In that regard, Han Han’s silence speaks volumes. The closest equivalent to him in China today is perhaps Jiang Yilei, a 29-year-old woman who records and live-streams video blogs under the name Papi Jiang. Her shtick is a fast delivery and digitally-altered high-pitched voice, making fun of everything from regional accents to dating woes. But while she touches on social issues, including gender equality and parental pressure, her topics are not political. Even so, she ran foul of the authorities last April, when China’s top censoring body chided her for her “vulgar language” and took down her videos temporarily. If she is Han Han’s successor, then the gadfly has lost its bite.

The final essay in the collection revisits a previous post and shares the same title — “This Generation” — but is written four years later, in 2012. (English publications of Han Han, it seems, are fated to be perpetually four years behind.) “When I debuted I was the rebel, defying my seniors,” he writes. Now China has new youth icons, and the conversation has changed. Yet Han Han, less relevant but still revered among those his age, is still hopeful for the transformative potential of his peers. “I’m convinced we’re supposed to bear witness to many things,” he closes. “I’m particularly looking forward to the social changes brought along by this generation once it amasses power.”

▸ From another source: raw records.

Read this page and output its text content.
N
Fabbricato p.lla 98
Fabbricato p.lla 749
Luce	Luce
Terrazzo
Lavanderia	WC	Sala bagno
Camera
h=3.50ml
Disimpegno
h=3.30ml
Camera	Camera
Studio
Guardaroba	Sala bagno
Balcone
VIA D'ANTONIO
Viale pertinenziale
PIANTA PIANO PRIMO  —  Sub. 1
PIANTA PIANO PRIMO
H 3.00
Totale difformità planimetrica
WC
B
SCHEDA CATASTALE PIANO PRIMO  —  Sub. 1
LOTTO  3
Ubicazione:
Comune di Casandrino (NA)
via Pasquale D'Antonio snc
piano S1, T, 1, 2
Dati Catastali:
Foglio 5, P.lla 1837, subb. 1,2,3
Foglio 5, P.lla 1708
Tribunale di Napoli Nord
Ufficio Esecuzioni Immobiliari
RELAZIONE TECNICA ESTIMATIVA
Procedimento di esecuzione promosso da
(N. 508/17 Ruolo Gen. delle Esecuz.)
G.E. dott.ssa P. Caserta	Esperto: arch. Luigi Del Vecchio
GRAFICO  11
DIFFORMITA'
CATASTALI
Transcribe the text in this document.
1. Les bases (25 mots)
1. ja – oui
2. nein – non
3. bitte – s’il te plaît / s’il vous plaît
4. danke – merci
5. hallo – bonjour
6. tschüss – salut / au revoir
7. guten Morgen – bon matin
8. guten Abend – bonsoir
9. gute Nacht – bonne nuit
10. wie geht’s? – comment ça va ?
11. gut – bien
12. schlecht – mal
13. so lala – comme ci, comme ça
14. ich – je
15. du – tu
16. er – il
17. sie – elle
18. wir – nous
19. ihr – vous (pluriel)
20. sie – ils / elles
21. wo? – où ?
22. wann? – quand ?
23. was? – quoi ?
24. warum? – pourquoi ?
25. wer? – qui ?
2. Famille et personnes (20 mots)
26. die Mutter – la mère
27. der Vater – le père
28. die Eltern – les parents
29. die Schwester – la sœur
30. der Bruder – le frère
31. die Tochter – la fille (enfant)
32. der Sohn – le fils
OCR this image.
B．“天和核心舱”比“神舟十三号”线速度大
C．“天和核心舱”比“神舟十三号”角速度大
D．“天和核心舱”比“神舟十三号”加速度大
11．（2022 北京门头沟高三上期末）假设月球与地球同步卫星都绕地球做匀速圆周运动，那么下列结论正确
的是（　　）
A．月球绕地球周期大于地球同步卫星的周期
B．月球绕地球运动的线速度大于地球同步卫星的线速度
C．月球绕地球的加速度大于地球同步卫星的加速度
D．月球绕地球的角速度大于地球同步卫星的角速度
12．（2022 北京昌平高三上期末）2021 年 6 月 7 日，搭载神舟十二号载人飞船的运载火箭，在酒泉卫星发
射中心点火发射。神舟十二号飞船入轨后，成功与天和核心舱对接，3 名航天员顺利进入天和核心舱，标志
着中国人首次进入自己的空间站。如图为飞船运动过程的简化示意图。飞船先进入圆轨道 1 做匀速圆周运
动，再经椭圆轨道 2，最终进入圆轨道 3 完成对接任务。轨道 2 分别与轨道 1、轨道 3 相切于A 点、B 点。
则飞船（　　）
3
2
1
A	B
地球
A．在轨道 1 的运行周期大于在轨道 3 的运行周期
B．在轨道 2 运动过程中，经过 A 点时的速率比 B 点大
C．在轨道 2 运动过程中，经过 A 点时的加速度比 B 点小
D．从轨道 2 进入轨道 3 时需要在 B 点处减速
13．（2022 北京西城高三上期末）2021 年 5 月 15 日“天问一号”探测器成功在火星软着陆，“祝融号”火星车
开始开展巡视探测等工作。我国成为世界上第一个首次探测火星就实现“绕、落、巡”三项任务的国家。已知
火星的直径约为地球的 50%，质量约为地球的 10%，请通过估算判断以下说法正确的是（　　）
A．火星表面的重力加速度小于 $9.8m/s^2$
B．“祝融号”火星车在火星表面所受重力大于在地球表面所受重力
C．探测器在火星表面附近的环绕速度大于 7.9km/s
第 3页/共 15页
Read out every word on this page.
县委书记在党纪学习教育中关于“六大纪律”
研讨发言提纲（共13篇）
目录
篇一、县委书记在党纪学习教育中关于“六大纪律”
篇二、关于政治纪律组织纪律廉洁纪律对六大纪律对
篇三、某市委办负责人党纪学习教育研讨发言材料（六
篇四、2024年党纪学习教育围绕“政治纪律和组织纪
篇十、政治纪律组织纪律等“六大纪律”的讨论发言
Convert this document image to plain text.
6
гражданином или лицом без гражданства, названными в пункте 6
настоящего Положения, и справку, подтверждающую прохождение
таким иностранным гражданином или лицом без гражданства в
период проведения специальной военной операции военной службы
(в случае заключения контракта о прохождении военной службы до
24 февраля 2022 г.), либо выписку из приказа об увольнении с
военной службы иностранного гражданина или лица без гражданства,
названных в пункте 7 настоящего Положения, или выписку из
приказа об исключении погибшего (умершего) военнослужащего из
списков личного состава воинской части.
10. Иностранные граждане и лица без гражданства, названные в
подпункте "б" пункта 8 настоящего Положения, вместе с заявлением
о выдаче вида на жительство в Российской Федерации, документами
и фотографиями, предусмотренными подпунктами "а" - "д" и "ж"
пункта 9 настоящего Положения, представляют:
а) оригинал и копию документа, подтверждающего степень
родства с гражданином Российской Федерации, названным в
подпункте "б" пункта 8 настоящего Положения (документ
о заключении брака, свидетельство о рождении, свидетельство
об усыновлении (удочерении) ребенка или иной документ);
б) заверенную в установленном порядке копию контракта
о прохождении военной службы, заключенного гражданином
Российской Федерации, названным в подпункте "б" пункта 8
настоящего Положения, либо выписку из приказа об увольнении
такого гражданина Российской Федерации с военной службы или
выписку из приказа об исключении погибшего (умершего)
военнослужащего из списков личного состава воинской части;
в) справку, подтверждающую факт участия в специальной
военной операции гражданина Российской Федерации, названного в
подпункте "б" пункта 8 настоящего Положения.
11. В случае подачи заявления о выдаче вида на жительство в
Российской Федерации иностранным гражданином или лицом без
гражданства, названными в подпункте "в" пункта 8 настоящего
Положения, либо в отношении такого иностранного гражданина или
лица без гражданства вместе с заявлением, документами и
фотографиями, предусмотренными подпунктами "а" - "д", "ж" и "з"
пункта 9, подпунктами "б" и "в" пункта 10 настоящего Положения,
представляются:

It is China’s youth who have led the vanguard of the nation’s progress, from 1919 to 1989. That legacy can be harder to identify today, given the chilling effect of Tiananmen and more individual priorities for many young people. But Han Han’s generation was the first to grow up in an outward-looking, post-Mao China, and they are shaping its future direction through their different politics and values, even while the country is in a period of political crackdown. We would be well-advised to understand them, and Han Han’s iconoclasm is a good place to start.